Je pense, tout d’abord, qu’il y a eu un manque d’anticipation de la part d’une partie des entreprises, qui ont longtemps espéré que cette loi serait remise en cause politiquement. Mais après l’alternance, en 2017, grâce à la mobilisation des parlementaires, des syndicats de salariés et des ONG, le nouvel exécutif a confirmé la mise en œuvre de la loi. En raison de cette phase d’incertitude, les entreprises n’ont pas du tout anticipé : elles ont attendu le caractère définitif et obligatoire de la loi pour se mettre en route.

Reste que la très grande majorité des 200 entreprises concernées ont élaboré un plan de vigilance, et ça, c’est un point positif.
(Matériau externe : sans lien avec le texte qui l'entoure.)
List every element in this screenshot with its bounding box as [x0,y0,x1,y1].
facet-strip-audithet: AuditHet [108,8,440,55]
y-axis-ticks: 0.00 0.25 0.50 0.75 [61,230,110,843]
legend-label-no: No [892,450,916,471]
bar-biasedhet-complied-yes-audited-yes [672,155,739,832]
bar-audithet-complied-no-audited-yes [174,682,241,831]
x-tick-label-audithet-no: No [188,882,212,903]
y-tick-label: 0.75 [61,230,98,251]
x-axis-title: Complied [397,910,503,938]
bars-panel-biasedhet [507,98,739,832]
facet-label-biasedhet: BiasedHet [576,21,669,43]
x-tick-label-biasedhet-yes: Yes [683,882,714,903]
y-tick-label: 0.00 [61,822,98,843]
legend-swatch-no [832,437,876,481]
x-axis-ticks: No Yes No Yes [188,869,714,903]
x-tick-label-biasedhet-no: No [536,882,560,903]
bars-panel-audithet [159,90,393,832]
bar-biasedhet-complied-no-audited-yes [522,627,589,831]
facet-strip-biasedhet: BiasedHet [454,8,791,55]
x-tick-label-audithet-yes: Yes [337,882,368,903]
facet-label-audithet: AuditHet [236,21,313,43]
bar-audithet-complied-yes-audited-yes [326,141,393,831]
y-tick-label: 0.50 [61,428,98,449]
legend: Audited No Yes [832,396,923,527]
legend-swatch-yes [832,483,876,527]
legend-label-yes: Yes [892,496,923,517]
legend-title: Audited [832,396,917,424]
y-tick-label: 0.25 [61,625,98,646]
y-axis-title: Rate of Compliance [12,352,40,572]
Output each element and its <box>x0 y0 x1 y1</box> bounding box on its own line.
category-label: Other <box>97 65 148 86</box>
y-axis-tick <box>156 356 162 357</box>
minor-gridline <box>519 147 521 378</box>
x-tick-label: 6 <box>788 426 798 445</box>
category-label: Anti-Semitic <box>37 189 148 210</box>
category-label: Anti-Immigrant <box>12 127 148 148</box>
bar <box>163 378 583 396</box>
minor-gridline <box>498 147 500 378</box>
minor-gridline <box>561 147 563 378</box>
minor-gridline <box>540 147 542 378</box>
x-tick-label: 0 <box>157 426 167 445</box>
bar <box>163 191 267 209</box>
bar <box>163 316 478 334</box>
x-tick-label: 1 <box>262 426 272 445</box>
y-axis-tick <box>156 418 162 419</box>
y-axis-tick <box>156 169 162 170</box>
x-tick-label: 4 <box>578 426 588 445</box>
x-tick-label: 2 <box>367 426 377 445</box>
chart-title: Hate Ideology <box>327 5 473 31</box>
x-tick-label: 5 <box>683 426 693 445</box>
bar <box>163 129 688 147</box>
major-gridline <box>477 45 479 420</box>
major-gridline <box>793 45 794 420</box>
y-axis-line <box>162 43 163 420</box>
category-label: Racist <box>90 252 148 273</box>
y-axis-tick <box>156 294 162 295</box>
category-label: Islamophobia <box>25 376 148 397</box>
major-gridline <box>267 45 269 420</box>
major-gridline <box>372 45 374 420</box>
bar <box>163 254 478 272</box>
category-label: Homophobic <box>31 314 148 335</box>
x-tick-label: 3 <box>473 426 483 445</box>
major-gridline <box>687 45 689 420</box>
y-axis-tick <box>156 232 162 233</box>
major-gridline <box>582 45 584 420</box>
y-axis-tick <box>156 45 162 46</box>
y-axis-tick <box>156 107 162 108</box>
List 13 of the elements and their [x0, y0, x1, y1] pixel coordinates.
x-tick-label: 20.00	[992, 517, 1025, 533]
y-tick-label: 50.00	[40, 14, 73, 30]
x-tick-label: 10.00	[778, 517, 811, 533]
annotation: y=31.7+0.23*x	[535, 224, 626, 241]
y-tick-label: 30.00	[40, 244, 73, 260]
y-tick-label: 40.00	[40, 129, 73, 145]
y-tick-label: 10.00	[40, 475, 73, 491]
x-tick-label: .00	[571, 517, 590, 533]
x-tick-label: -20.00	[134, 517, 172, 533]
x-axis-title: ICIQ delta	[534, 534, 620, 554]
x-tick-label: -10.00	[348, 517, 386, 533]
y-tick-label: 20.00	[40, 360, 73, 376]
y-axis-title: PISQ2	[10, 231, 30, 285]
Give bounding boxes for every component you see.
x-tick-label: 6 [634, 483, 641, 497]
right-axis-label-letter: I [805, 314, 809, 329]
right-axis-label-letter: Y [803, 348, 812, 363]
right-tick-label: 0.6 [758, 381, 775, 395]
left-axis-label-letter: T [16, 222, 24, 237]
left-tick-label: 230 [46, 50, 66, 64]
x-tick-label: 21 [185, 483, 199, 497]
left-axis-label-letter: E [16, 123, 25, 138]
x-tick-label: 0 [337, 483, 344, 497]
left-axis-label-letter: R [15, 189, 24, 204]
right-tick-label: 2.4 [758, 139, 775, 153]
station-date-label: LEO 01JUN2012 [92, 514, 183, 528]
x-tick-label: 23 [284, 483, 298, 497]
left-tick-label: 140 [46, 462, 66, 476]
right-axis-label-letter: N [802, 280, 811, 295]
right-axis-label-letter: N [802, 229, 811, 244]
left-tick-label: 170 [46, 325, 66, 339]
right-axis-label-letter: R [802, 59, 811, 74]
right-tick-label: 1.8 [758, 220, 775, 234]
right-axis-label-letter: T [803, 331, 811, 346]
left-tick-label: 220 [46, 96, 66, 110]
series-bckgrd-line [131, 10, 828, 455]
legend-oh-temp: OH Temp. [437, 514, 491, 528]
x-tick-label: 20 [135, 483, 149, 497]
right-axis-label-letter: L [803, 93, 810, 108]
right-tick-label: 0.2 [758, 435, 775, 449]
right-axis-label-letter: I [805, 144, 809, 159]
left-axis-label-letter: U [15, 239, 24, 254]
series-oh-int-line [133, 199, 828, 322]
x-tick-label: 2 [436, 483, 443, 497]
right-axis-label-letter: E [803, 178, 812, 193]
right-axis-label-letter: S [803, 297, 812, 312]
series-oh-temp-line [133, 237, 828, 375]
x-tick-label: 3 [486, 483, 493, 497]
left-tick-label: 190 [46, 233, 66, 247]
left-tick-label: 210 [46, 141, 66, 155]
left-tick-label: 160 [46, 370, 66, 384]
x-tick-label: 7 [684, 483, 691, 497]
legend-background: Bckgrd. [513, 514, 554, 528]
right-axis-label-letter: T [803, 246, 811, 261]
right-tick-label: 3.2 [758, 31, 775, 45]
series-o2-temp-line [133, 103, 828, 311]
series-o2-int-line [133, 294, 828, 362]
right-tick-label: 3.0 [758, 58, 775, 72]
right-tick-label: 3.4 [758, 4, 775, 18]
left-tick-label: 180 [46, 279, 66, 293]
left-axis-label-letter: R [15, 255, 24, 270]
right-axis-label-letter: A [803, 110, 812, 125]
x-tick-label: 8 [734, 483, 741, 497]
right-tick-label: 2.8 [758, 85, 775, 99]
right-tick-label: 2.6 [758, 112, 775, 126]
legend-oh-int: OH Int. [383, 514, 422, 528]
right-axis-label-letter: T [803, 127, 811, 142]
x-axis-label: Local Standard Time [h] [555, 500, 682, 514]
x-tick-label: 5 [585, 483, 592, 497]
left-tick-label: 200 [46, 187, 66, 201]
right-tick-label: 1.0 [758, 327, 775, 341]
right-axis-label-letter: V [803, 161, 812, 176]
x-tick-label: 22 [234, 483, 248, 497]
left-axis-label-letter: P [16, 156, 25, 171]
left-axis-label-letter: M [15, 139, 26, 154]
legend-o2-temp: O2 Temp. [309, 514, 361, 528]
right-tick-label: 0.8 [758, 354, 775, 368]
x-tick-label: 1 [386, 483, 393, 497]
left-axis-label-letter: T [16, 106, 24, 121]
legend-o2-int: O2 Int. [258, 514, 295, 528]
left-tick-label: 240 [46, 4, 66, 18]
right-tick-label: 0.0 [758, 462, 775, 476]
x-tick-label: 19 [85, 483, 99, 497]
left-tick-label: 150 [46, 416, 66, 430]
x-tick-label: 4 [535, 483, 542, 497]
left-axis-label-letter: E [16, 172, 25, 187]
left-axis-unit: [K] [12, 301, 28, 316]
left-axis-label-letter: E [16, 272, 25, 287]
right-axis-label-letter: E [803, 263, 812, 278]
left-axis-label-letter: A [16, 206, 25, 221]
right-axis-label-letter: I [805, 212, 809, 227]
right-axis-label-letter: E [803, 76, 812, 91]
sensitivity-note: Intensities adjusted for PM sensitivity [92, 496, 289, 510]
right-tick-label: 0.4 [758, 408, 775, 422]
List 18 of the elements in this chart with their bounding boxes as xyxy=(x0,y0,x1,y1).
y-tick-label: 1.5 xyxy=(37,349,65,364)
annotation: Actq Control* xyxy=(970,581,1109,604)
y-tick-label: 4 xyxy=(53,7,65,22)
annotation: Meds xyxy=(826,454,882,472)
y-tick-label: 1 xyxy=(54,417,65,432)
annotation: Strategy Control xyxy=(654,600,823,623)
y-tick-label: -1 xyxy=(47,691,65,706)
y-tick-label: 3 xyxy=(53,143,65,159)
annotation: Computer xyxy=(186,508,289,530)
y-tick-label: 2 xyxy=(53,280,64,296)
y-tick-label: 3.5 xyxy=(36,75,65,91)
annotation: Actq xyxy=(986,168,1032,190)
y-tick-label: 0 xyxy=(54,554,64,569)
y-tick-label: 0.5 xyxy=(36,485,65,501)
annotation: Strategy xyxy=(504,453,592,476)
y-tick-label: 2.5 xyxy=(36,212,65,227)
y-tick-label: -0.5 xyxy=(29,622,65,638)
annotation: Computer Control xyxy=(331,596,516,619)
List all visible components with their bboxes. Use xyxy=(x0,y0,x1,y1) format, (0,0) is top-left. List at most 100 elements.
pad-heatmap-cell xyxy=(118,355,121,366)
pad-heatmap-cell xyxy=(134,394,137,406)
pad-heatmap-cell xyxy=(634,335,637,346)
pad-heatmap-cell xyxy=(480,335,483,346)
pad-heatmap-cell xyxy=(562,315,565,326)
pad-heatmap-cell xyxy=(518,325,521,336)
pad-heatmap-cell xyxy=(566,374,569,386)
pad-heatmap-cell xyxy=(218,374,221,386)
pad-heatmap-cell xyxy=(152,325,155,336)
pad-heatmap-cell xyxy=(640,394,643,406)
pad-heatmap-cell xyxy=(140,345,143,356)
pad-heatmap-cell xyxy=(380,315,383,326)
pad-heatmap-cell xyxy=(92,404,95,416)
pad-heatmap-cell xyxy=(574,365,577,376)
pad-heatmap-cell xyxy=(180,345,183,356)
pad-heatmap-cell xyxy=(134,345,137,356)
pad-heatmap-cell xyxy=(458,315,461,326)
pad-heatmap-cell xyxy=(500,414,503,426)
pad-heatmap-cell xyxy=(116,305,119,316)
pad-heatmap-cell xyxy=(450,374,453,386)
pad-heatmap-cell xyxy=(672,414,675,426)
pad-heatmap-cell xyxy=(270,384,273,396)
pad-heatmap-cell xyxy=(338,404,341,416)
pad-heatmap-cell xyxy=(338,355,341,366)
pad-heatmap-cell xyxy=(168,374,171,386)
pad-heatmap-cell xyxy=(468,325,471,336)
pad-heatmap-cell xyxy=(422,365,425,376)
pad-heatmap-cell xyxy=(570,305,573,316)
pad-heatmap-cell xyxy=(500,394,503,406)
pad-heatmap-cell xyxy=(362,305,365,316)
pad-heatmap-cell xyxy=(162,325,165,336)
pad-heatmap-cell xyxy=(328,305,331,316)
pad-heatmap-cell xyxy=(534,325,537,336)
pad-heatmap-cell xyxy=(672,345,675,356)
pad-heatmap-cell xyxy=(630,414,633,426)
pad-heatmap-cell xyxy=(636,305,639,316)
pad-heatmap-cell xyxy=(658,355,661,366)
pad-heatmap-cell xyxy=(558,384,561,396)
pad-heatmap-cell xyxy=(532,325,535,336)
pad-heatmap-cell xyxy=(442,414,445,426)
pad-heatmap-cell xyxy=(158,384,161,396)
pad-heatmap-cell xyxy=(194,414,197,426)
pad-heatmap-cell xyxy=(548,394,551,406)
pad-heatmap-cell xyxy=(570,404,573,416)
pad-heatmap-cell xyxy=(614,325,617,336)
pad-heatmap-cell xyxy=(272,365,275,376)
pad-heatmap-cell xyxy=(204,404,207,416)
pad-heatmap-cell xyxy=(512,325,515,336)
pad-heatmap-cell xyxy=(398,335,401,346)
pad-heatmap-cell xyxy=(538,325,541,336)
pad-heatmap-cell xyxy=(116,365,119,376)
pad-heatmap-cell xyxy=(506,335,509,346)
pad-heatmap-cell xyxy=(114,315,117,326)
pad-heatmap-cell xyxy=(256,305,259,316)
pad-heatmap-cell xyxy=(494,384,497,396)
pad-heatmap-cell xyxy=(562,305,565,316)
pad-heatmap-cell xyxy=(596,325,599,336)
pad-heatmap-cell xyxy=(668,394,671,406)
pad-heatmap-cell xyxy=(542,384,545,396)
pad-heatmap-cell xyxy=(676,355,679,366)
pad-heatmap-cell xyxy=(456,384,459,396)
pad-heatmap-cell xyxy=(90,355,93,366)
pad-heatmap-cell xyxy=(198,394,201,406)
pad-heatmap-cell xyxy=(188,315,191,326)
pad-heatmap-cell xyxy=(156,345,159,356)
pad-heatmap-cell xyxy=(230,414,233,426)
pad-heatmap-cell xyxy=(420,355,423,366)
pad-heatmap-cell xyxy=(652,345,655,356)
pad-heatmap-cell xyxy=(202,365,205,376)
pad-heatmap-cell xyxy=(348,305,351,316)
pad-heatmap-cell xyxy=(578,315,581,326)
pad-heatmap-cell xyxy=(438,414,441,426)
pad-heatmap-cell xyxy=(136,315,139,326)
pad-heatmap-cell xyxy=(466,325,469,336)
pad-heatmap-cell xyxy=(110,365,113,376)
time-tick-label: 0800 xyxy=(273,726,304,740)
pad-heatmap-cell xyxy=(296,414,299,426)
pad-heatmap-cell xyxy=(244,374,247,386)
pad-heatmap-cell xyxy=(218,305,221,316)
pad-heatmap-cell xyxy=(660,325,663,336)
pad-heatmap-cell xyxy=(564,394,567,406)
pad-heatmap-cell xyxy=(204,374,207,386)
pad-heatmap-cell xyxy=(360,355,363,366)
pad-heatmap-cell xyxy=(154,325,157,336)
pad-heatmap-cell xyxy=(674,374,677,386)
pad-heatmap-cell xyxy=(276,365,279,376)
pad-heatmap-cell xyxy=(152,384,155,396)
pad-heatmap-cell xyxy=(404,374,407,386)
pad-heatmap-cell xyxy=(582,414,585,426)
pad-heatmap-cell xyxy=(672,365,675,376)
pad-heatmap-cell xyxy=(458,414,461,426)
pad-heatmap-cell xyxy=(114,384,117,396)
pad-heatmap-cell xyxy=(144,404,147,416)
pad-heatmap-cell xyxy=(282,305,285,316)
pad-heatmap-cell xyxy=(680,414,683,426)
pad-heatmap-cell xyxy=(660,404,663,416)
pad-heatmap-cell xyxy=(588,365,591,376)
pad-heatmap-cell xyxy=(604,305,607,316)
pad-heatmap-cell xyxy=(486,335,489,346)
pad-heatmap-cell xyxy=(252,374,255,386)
Ces derniers ne sont toutefois pas à la hauteur des enjeux. Les parties prenantes - syndicats, ONG, collectivités territoriales concernées, etc. - n’ont pas été assez associées à ce travail. Ces plans de vigilance ont été fabriqués en interne, dans les directions RSE, et trop souvent à la périphérie des organes de décision centraux des entreprises. Et ça, ce sont de véritables carences.

Par ailleurs, on observe une certaine ambiguïté en termes d’évaluation du risque juridique de la part des entreprises : la peur de s’exposer - en dévoilant leur cartographie des risques et les moyens de prévention et d’atténuation mis en œuvre - les conduit à limiter le niveau de leur engagement. Elles ne savent pas trop sur quel pied danser. Or, il faut qu’elles comprennent qu’il y a moins de risque à dire la vérité qu’à l’occulter. Je voudrais qu’on parvienne à corriger cette erreur d’appréciation en 2019.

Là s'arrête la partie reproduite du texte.